Os quakers na Inglaterra
As reformas religiosas na Europa no século XVI viabilizaram o surgimento de vários grupos cristãos que desafiavam tanto os dogmas do catolicismo quanto as ideias do anglicanismo inglês.
A constituição de um desses grupos, os quakers (ou “sociedade de amigos”) possuiu raízes através das ideias de George Fox em 1647 e o seu propósito estabelecia a consciência individual, e não as escrituras sagradas, como a última autoridade em questões morais, potencializando o exercício da liberdade singular da humanidade.
Esse grupo tinha como característica o tratamento entre seus membros de maneira informal, sem títulos, sendo cada pessoa o sacerdote de si mesmo e, não existindo assim, a necessidade de clero ou igrejas.
Para eles, Deus era um ser benevolente e permitia a salvação a todos que a procurassem. Os quakers entraram assim, em confronto com outros grupos cristãos reformistas, como os puritanos calvinistas, que pregavam a predestinação como meio para a salvação, e consideravam-se eles mesmos, um grupo de eleitos por Deus para habitar uma nova terra prometida.
A marginalização dos quakers na Inglaterra e Willam Penn
Não é difícil avaliar que conflitos entre esses dois grupos eram corriqueiros, principalmente se considerarmos que viviam em uma época na história da Inglaterra onde a religião estava inserida em uma briga sucessiva do trono.
Os quakers sofriam frequentes perseguições pelos anglicanos e católicos, muitos padecendo sob os rótulos de bruxaria que eram estampados em ações contra a sua doutrina libertária, e consequentemente, com constantes punições como execuções e mutilações.
Dessa forma, os quakers, na Inglaterra do século XVII, era um grupo socialmente marginalizado. Nesse contexto, o filho homônimo do almirante inglês Willam Penn, o qual possuiu um significativo papel na guerra anglo-hispânica nas Antilhas, iniciava ainda jovem uma admiração pelas ideias do grupo através da influência de Thomas Loe.

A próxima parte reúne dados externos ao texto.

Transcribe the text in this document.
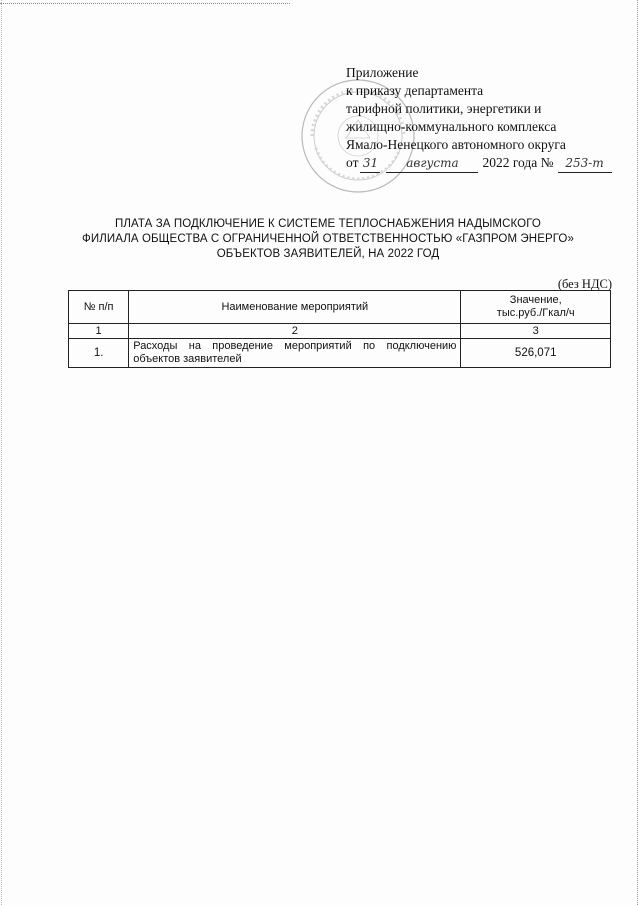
Приложение
к приказу департамента
тарифной политики, энергетики и
жилищно-коммунального комплекса
Ямало-Ненецкого автономного округа
от 31	августа	2022 года № 253-т
ПЛАТА ЗА ПОДКЛЮЧЕНИЕ К СИСТЕМЕ ТЕПЛОСНАБЖЕНИЯ НАДЫМСКОГО
ФИЛИАЛА ОБЩЕСТВА С ОГРАНИЧЕННОЙ ОТВЕТСТВЕННОСТЬЮ «ГАЗПРОМ ЭНЕРГО»
ОБЪЕКТОВ ЗАЯВИТЕЛЕЙ, НА 2022 ГОД
(без НДС)
№ п/п	Наименование мероприятий	Значение,
тыс.руб./Гкал/ч

1	2	3
1.	Расходы на проведение мероприятий по подключению объектов заявителей	526,071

Suas ideias sobre a liberdade eram potencialmente poderosas e influenciaram muito Penn filho desde sua adolescência, consolidando-se em seus valores principalmente após sua viagem para a Holanda, país que na época era um símbolo na construção de uma comunidade baseada na liberdade religiosa.

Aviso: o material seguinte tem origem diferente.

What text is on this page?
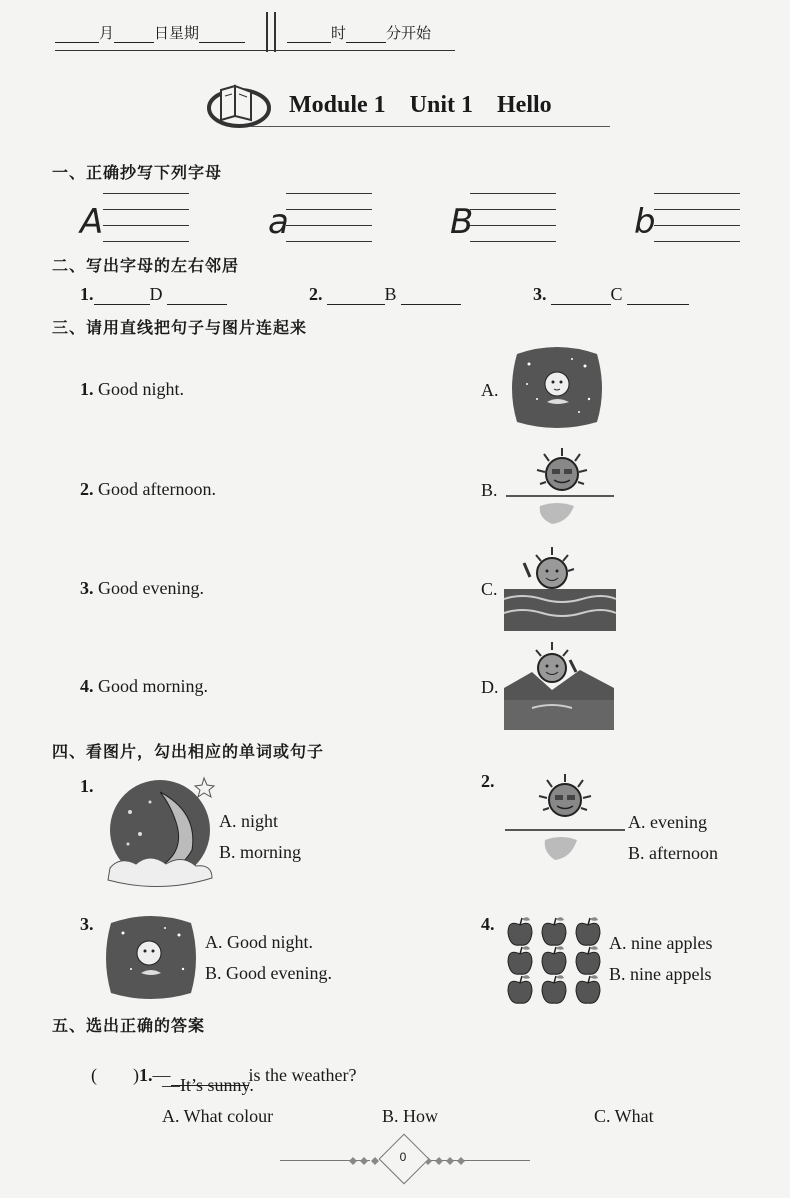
月	日星期	时	分开始
Module 1    Unit 1    Hello
一、正确抄写下列字母
A	a	B	b
二、写出字母的左右邻居
1.	D	2.	B	3.	C
三、请用直线把句子与图片连起来
1. Good night.
2. Good afternoon.
3. Good evening.
4. Good morning.
A.
B.
C.
D.
四、看图片，勾出相应的单词或句子
1.
A. night
B. morning
2.
A. evening
B. afternoon
3.
A. Good night.
B. Good evening.
4.
A. nine apples
B. nine appels
五、选出正确的答案

(        )1.—	is the weather?

—It’s sunny.
A. What colour	B. How	C. What
0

O jovem Willam Penn, após estudos em Paris e de direito em Londres, passou a frequentar as reuniões dos quakers, e apesar de possuir um significativo prestígio junto a nobreza em função de sua educação e ascendência, sofreu duros reveses na tentativa de conquistar a liberdade de pregação religiosa para todo o grupo, incorporando em sua biografia a visita em inúmeras prisões.
Em uma dessas ocasiões, escreveu grande quantidade de textos que caracterizavam os princípios do quakerismo, cuja máxima mais conhecida foi “No cross, No crown” (“nem cruz, nem coroa”), uma manifestação clara contra o ataque à liberdade pela repressão religiosa e pela nobreza, tornando claro que Deus poderia falar de diversas formas a cada indivíduo.
Os quakers na América
Inconformado com o insucesso na tentativa de estabelecer uma tolerância religiosa na Inglaterra e utilizando-se de seu bom trânsito entre a nobreza, conseguiu permissão para administrar um expressivo lote de terras e organizar um povoamento quaker na América, deixando a Inglaterra livre da pregação de suas ideias e aliviada com a possível supressão dos conflitos em seu território.
Em 1681, o rei confiou* e autorizou sua posse às terras a oeste do Rio Delaware e deu o nome de Pennsylvania (“florestas de Penn”) ao local, em homenagem ao seu pai, já falecido. Seria mais uma tentativa de enviar para a América os grupos religiosos avessos ao culto oficial do país.
Já para a cidade fundada por Penn, junto à primeira leva de colonos, foi atribuído o nome de Filadélfia, cujo significado em grego é “cidade do amor fraterno”. Oferecendo liberdade religiosa, atraiu um número impressionante de colonos ingleses, mesmo não pertencentes do grupo dos quakers.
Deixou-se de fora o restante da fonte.